Click on a link below or scroll down to read the questions posted for Mr. Caldwell as well as his responses:

mcfadden- 05:04pm Jun 8, 2001
Using the 100-Day methodology, what can an organization reasonably expect to achieve in the first 100 days? Will that organization see any measurable results in terms of cost reductions during that time frame?

  1. Caldwell's response - 04:06pm Jun 13, 2001 (#1 of 1)
    First, remember that we are not setting up just one 100-day execution period, but a process of execution and readjustment of the goal every 100 days. The first 100 days of a 100-Day Plan deployment usually is devoted to getting to know the process of monthly executions and understanding the concepts of Matching Staffing to Demand. After the first 100 days, however, an organization can expect quantum results. One organization that had reduced expenses the prior year, achieved a 10% FTE reduction in the first 6 months. These results are the exception, but doable. Success of quantum improvement, using the 100-Day Plan depends on 4 factors:
    • Executives must be clear with managers of the aim. "Each manager to reduce 4% operating costs, while maintaining patient satisfaction, by 12/31/01". Waivering on this point is the first sign of collapse. In fact, at the above referenced organization, the last 100-Day Plan "wave" resulted in only 0.8% cost recovery. This was because senior leadership did not stick to a clearly defined expectation, with appropriate rewards and consequences.
    • Presence of an inexhaustable database ideas to implement - the Match Staffing to Demand database of 15 concepts with approx 50 specific ideas and tools (like those found on our website for free download at www.chipcaldwellassoc.com/resources).
    • Managers implement one small process change from the database every 30 days. This requires breaking down those lofty, often impossible big projects into "what can you do by next Tuesday?"
    • Making success visible. Each month, managers score themselves 1-5 based on the degree of progress toward the goal. Keep these scores visible to accelerate results.
  2. By following this process, executives can expect transition from the current slow rate of execution to quantum improvement.

sevy-majers - 03:40pm Jun 16, 2001
I am particularly interested in how technology can assist in the reduction of costs, particularly clinical technologies such as that of the electronic medical record. I believe that cost reduction can be achieved, but only with process changes. Have you any ideas/ information about anyone who is doing/ has done cost benefit analyses or ROI models for clinical information systems?

Joan Sevy-Majers, MS, RN, FACHE

  1. Caldwell's response - 04:18pm Jun 21, 2001 (#1 of 1)
    Automation is one of seventy idealized design techniques customarily used by design engineers. The step to achieve cost savings is called cost recovery (see my upcoming book, Medication Safety & Cost Recovery, Health Administration Press, Aug 2001). A major caveat, however, is that technology vendors generally do not have the skills to help uncover where these savings can occur. EMR is one of the major opportunities; however, your engineers (not IT) will have to help uncover these opportunities. Because each organization is unique, it is difficult to apply a "cookie cutter" cost recover application. The process is not difficult, however. It involves flowcharting the current process and identifying steps that will be removed once the technology is installed.

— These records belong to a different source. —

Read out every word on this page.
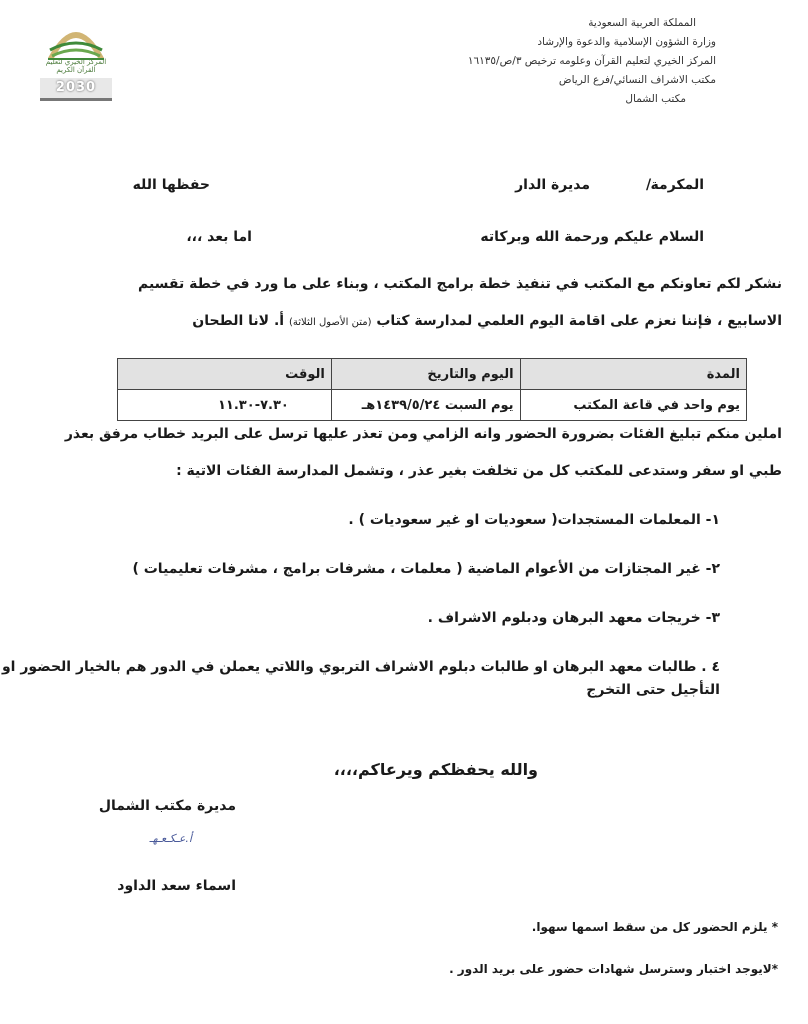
المركز الخيري لتعليم القرآن الكريم
2030
المملكة العربية السعودية
وزارة الشؤون الإسلامية والدعوة والإرشاد
المركز الخيري لتعليم القرآن وعلومه ترخيص ٣/ص/١٦١٣٥
مكتب الاشراف النسائي/فرع الرياض
مكتب الشمال
المكرمة
/
مديرة الدار
حفظها الله
السلام عليكم ورحمة الله وبركاته
اما بعد ،،،
نشكر لكم تعاونكم مع المكتب في تنفيذ خطة برامج المكتب ، وبناء على ما ورد في خطة تقسيم
الاسابيع ، فإننا نعزم على اقامة اليوم العلمي لمدارسة كتاب (متن الأصول الثلاثة) أ. لانا الطحان
المدة	اليوم والتاريخ	الوقت
يوم واحد في قاعة المكتب	يوم السبت ١٤٣٩/٥/٢٤هـ	٧.٣٠-١١.٣٠
املين منكم تبليغ الفئات بضرورة الحضور وانه الزامي ومن تعذر عليها ترسل على البريد خطاب مرفق بعذر
طبي او سفر وستدعى للمكتب كل من تخلفت بغير عذر ، وتشمل المدارسة الفئات الاتية :
١- المعلمات المستجدات( سعوديات او غير سعوديات ) .
٢- غير المجتازات من الأعوام الماضية ( معلمات ، مشرفات برامج ، مشرفات تعليميات )
٣- خريجات معهد البرهان ودبلوم الاشراف .
٤ . طالبات معهد البرهان او طالبات دبلوم الاشراف التربوي واللاتي يعملن في الدور هم بالخيار الحضور او
التأجيل حتى التخرج
والله يحفظكم ويرعاكم،،،،
مديرة مكتب الشمال
أ.عـكـعـهـ
اسماء سعد الداود
* يلزم الحضور كل من سقط اسمها سهوا.
*لايوجد اختبار وسترسل شهادات حضور على بريد الدور .
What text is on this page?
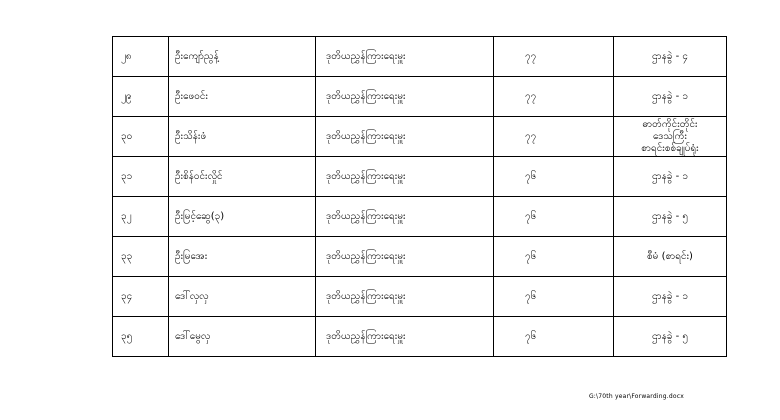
၂၈	ဦးကျော်ညွန့်	ဒုတိယညွှန်ကြားရေးမှူး	၇၇	ဌာနခွဲ - ၄

၂၉	ဦးဖေဝင်း	ဒုတိယညွှန်ကြားရေးမှူး	၇၇	ဌာနခွဲ - ၁

၃၀	ဦးသိန်းဖံ	ဒုတိယညွှန်ကြားရေးမှူး	၇၇	ဓာတ်ကိုင်းတိုင်း
ဒေသကြီး
စာရင်းစစ်ချုပ်ရုံး

၃၁	ဦးစိန်ဝင်းလှိုင်	ဒုတိယညွှန်ကြားရေးမှူး	၇၆	ဌာနခွဲ - ၁

၃၂	ဦးမြင့်ဆွေ(၃)	ဒုတိယညွှန်ကြားရေးမှူး	၇၆	ဌာနခွဲ - ၅

၃၃	ဦးမြအေး	ဒုတိယညွှန်ကြားရေးမှူး	၇၆	စီမံ (စာရင်း)

၃၄	ဒေါ်လှလှ	ဒုတိယညွှန်ကြားရေးမှူး	၇၆	ဌာနခွဲ - ၁

၃၅	ဒေါ်မွေလှ	ဒုတိယညွှန်ကြားရေးမှူး	၇၆	ဌာနခွဲ - ၅
G:\70th year\Forwarding.docx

Then, managers can adjust staffing to account for the saved time from the elimination of these steps. For a free download of a form used for this purpose, visit www.chipcaldwellassoc.com/resources. We are working with a client on revenue cycle and two subprocesses will be automated. An adjudication process, in which 21 FTEs will no longer be needed, and an electronic charges entry, in which 5.5 FTEs can be reassigned.